いい人、悪い人、変な人、おかしな人、珍しい人、何処にでもいる人、嫌な奴に馬鹿な奴、悲しい人に寂しい人、カラ元気屋にやせ我慢屋、もっと生きてて欲しい人、速く死んで欲しい人...

なんて、勝手な事言ってるけれど、この人はそんな人達とは全く違った...「違う人」だった。

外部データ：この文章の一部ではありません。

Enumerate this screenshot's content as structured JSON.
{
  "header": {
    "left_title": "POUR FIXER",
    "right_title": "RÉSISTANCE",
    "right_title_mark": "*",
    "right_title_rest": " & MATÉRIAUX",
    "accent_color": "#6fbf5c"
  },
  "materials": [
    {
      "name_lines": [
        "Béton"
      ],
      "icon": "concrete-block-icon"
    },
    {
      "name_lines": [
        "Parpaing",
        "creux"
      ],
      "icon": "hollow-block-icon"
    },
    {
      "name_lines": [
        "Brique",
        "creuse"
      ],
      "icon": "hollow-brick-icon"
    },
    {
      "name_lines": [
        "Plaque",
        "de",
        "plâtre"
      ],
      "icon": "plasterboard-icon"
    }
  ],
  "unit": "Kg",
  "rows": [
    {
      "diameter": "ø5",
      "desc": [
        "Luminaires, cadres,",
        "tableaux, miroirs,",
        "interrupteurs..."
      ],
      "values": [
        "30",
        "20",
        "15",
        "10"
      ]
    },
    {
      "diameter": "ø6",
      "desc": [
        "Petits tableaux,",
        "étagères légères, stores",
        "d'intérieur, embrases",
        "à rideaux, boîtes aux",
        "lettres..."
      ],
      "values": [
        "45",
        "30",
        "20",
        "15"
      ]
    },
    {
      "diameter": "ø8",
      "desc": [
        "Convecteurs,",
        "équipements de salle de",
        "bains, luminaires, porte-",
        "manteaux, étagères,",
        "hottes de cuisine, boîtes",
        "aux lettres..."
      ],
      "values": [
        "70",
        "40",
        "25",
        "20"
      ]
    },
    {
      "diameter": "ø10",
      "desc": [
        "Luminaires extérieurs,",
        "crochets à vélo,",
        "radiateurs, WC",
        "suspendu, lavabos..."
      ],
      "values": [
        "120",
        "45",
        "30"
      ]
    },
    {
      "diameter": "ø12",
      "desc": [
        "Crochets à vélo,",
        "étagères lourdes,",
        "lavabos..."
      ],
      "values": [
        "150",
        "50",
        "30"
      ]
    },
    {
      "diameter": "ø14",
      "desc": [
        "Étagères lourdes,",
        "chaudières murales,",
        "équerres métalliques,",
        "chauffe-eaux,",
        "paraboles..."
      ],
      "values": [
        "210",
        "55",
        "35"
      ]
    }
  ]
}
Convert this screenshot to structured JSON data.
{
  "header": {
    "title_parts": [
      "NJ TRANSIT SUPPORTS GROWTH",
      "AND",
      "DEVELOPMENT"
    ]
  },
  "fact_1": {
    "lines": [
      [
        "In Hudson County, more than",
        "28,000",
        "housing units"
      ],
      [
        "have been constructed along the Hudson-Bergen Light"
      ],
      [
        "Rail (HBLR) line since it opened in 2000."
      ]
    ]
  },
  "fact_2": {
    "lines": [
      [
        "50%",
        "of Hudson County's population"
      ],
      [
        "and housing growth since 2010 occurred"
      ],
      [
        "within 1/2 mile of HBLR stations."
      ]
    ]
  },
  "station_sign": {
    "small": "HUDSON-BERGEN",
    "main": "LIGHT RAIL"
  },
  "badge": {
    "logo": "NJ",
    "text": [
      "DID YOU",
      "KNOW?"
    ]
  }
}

同じ年,,,だけど、髪の毛は黒くフサフサで(染めてるんだろうけれど)、長髪に片耳ピアス、いい色に日焼けして白い歯で...
ハンサムな若さを残した中年風で、人当たりも良く、ゴルフも歯切れよくスピーディー。
腕はシングルハンデで、癖の無い良いスイングをしている。

...ラウンドしながらの彼から聞いた話。

明後日には日本を発って、ラスベガスに行く。
ラスベガスには、一流ホテルの部屋を一部屋、年間契約してとってある。
そんなホテルが、東南アジアとヨーロッパにも。
カジノが好きで、よく遊びに行く。
昨年は、半年以上かけて世界一周クルージングしていて、大震災のニュースもヨットの中で知った。
普通、一年のうち8ヶ月は外国で暮らしている。
ノートパソコン一台あれば、仕事はできる。
若い頃、他人より何倍も懸命に働いた。
その貯めたお金を元にして、今は投資家として暮らしている。
しっかり勉強して、堅実な投資で成功している。
ギャンブル性の高い、信用取り引きは一切しない。
堅実な情報を大手証券会社から得て、信用に応える用意はいつもしている。
そのために動かせる資金は、数千万以上いつも用意している。
日本にずっといないのはそういう情報を得るためもある。
ゴルフは、世界中の名コースと言われている所は殆ど回った。
奥さんには十分な額を渡しているので、それぞれ自由にやっている。
子供は既に就職しているが、自分の資産を当てにしているなら自分の言う事を訊くように言ってある。
最近、息子の付き合っていた女性が好みではなかったので、自分の資産を当てにしているなら別れろと言った。
子供はそれに従って、その女と別れた。
...

等々。

何処の世界の話だろう?
少なくとも自分の人生の、歩いて来た道の周りには、そんな人生は無かったなあ。
彼は、嫌な感じを持たせない好人物。
しかし、どこかの違う世界の住人。
一万円のプレーフィーを考える自分達とは、比べようもなく。

そういう人生を送る同い年の男もいれば、一人病院のベッドにいる同い年の男もいる。
...勝ち組と負け組では済まされない違いがある。

しかし、もう一度人生をやり直せると考えて、自分は彼のようになりたいだろうか?
彼の持っているお金は正直羨ましい。
しかし、自分の来た道を振り返ると、自分の生き方では、今の自分がベストの自分。
莫大な収入と引き換えに、絵を描き始めてからの人生を捨てる事は出来やしない。
何より出会った人達が、みな捨て難い。
良い奴も嫌な奴も捨て難い。
素晴らしい女性達は、もっと捨て難い(笑)。

まあ、金を持っていない貧乏人の、焼きもち嫉妬の類いからだろうけれど、彼に会ってそんな事まで考えた。
そうなんだ...ピンと来ないけど、凄いんだ...って。

...彼は、高そうな黒いベンツで、微笑みながら帰って行った。